2024 Volume 41 Pages 1-2
At least as far as I know, there are no handbooks in English on Japanese economic or business history. Why? Because Japanese economic and business historians tend not to attach much importance to survey articles—especially those for non-Japanese audiences. Japanese researchers who write papers in English usually devote their time and energy to publishing their research in international journals, which makes writing English-language surveys of past scholarship something they are unlikely to pursue in earnest (although there are always exceptions).
At this rate, however, Japan could fall further by the wayside in the international research context as fewer and fewer researchers elect to analyze the country’s unique economic and business history. Many readers of this Introduction have probably already noticed how little variety there is among the papers and related literature written by Japanese authors on Japanese history and cited by foreign authors in their studies on Japan. In some cases, researchers abroad are even referencing decades-old English-language surveys of Japanese history. That tendency is especially evident in research on early-modern and Meiji-period Japan, where old studies that the Japanese-speaking community now considers outdated have continued to show up frequently in papers by foreign authors.

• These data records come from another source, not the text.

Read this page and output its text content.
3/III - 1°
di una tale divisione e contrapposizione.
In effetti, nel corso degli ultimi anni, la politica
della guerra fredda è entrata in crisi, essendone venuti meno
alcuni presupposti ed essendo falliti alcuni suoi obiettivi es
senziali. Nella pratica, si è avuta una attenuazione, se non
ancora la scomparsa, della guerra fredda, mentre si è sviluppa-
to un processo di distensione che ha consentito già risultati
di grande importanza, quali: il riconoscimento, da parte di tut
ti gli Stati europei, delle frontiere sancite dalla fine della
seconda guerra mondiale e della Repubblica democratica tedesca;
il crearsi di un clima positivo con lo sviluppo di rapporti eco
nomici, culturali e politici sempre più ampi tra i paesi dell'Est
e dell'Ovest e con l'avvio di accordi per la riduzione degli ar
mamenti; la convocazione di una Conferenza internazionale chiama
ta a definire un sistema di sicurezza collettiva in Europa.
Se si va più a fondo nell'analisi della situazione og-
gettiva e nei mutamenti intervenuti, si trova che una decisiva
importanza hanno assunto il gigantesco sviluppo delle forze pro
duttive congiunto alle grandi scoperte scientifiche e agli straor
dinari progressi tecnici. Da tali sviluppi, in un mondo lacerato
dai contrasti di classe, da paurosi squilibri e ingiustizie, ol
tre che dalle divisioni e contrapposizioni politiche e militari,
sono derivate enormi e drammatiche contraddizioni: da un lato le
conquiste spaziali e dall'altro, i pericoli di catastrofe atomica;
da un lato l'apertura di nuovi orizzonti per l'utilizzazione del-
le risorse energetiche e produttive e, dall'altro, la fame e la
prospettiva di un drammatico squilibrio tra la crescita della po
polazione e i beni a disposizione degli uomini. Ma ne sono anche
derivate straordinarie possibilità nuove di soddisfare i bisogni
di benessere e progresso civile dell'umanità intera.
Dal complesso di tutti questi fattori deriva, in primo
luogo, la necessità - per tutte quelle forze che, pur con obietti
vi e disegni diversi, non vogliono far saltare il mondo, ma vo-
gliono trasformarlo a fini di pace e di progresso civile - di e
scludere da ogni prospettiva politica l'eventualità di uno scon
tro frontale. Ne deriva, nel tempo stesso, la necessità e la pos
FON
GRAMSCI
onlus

An international journal once asked me to peer review a paper on Japanese business history. When I looked at the paper’s citations, I noticed that it failed to reference several pieces of key literature in Japanese. I considered adding a comment to that effect, but I had to ask myself: Is it my place to tell researchers who are either non-Japanese or struggle to read Japanese to cite books that are in Japanese? If there were a Handbook of Japanese Business History or something similar, I would have at least been able to direct the paper’s author to that resource. (Incidentally, a Handbook of Japanese Business and Management does exist.) As things currently stand, though, establishing a clear baseline for scholars analyzing Japanese business history—a work or works that every researcher should have read at a minimum—is a challenge.
This feature project aims to help begin forming that type of baseline in one area by having researchers who specialize in finance-related business in the early-modern era of Japanese business history highlight the latest developments in the field and explain useful approaches to the available historical resources.
The reason that we chose to focus on the pre-modern and early-modern periods is the uniqueness of the conditions in Japan during that time frame: the years in question cover the reign of the Tokugawa Shogunate both before the “Western impact” hit and its immediate aftermath, a milieu involving social and economic structures that made Japan extremely distinctive in the global context. For the international research community, we believe that the early-modern period presents compelling research possibilities.
Unique topics do come with difficulties. In attempts to examine highly singular subject matter, the barriers to entry can be frustratingly high, particularly for non-Japanese scholars. Studies along these lines are also prone to criticism due to concerns about generalizability, with observers suggesting that the papers simply examine special cases and lack external validity. That is exactly why we need to develop a survey of past studies that could catalyze international collaborative research on the early-modern period. If we want to take the topic of financial transactions in the unique, unusual environments of Tokugawa-era and early-Meiji-era Japan and put it on the table for cross-border joint studies, we need to begin by explaining—in English—the unique, unusual structures of the times, the current state of research progress, and methods for actually analyzing the available historical resources.
Much of the existing research featured in this project is in Japanese. If a foreign reader were to try to go through the bibliography entries individually and locate each source, the costs would be enormous. What we want to do is make it easier for all readers—even those who have no interest in learning Japanese—to at least have a basic grasp of how past research on the topic has progressed to this point.
Suppose that foundation helps scholars abroad uncover exciting research questions. In that case, we hope they reach out to Japanese business historians and other Japanese scholars with knowledge of the field about working on collaborative studies. That process, we believe, will make the field of early-modern Japan a vibrant research area with both an element of uniqueness and a regional—and time-spanning—universality.
All in all, I hope that our project sparks compelling research on Japan and brings scholars together in cross-border collaboration.